5. For entrepreneurs the guarantee term is 1 year from the delivery of the goods. In relation to used objects the guarantee term is 1 year from the delivery of the goods for all customers. This does not apply if the customer has not notified us timely of the defect (cf. Clause 3.).

6. As a rule our product description only is agreed regarding the quality of the goods, unless a specified product description has been contractually agreed. Our public statements, praises or advertisements are no contractual description regarding the good's quality.

7. The customer does not receive quality guarantees with legal effect. The manufacturer's guarantees remain unaffected hereby.

VII. Limitations of liability

1. We do not assume any liability for slightly negligent breaches of insignificant contractual duties.

2. The above limitations of liability do not affect the customer's claims from the product liability. Furthermore, the limitations of liability do not apply for injuries to body or health or to loss of life, which we are responsible for.

3. The above limitations of liability also apply to slightly negligent breaches of duties on the part of our legal representatives or vicarious agents.

4. The customer's claims for damages due to a defect come under the statute of limitations after 1 year from the delivery of the goods. This does not apply if we may be accused of malice.

VIII. Payments

1. Our invoices are payable strictly net within 30 days after receipt. Any early payment discounts or other payment terms require a separate agreement.

2. We are entitled to demand adequate advance or partial payments if this corresponds to the contract processing and if the delivery we owe is partable.

IX. Default in payments

1. For payments after maturity interest for delay will be calculated to the amount of 8 percentage points above the respective ECB base interest rate.

2. Before the payment of payable amounts invoiced including the interest rates we are not obliged to further deliveries from current agreements.

3. If the customer is in arrears with a payment due or if significant deteriorations occur regarding his pecuniary circumstances we can demand cash payments for all outstanding deliveries before delivering the goods.

X. Applicable law

The Law of the Federal Republic of Germany applies exclusively. The regulations of the CISG (United Nations Convention on Contracts for the International Sale of Goods) do not apply.

XI. Protection provisions

We produce the technical and graphical installations required for the manufacture of the goods and charge the customer pro rata. This does not result in property rights and claims in favour of the customer. Without our permission our drafts and samples may not be reproduced, drawn or copied in any other way, distributed or used commercially without our consent. We exclusively reserve all exploitations rights. If for the production of the goods the customer supplies any personal templates or production regulations the relevant copyrights remains with him. If third parties assert claims due to any breaches of copyrights the customer exclusively is obliged and entitled to defend such covetous claims.

XII. Place of fulfilment

The place of fulfilment for both contractual parties is Wiehl.
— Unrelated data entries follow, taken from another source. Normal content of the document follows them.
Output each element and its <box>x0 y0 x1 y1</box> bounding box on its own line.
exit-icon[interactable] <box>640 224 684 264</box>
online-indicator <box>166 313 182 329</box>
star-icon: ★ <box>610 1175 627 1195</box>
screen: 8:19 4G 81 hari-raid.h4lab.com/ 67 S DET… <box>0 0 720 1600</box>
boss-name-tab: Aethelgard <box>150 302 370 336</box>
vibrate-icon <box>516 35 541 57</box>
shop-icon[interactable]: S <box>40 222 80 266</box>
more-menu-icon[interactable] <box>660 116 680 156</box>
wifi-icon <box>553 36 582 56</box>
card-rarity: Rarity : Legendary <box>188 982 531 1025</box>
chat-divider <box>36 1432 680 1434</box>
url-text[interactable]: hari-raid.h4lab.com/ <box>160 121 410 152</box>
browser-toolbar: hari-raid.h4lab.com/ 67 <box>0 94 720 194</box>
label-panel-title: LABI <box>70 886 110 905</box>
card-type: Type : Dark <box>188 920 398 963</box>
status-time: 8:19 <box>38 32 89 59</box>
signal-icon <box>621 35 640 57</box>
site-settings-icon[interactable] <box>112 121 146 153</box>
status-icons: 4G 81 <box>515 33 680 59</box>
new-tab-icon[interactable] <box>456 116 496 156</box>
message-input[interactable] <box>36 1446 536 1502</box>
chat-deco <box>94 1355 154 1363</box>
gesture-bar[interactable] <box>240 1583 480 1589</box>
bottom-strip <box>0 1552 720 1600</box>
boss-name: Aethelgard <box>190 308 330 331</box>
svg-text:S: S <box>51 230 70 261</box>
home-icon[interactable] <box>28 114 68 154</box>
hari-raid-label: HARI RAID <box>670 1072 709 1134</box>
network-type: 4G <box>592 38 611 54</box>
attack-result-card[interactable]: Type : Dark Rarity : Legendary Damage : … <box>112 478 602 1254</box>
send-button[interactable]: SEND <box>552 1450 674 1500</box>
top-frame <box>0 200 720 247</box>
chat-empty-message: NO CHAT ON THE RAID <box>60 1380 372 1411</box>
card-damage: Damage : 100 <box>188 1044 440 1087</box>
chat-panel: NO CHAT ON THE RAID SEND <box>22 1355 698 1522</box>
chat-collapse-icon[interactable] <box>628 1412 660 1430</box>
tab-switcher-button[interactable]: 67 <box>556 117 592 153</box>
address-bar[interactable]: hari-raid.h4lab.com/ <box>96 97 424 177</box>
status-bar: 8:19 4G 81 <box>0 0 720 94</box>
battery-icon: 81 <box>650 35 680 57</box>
XIII. Place of jurisdiction

The exclusive place of jurisdiction for all disputes from this contract is our business location. This also applies if the customer does not have a general place of jurisdiction in Germany or if his places of residence or habitual residence are not known at the time of the commencement of proceedings.

XIX. Final provisions

Should individual provisions of this contract or the above General Terms and Conditions be or become legally invalid in full or in parts, the validity of the remaining contractual provisions shall remain unaffected thereby. The fully or partially legally invalid provision shall be replaced with a provision, which achieves or nearly achieves the economic success of the legally invalid provision. Alternatively, the Law applies.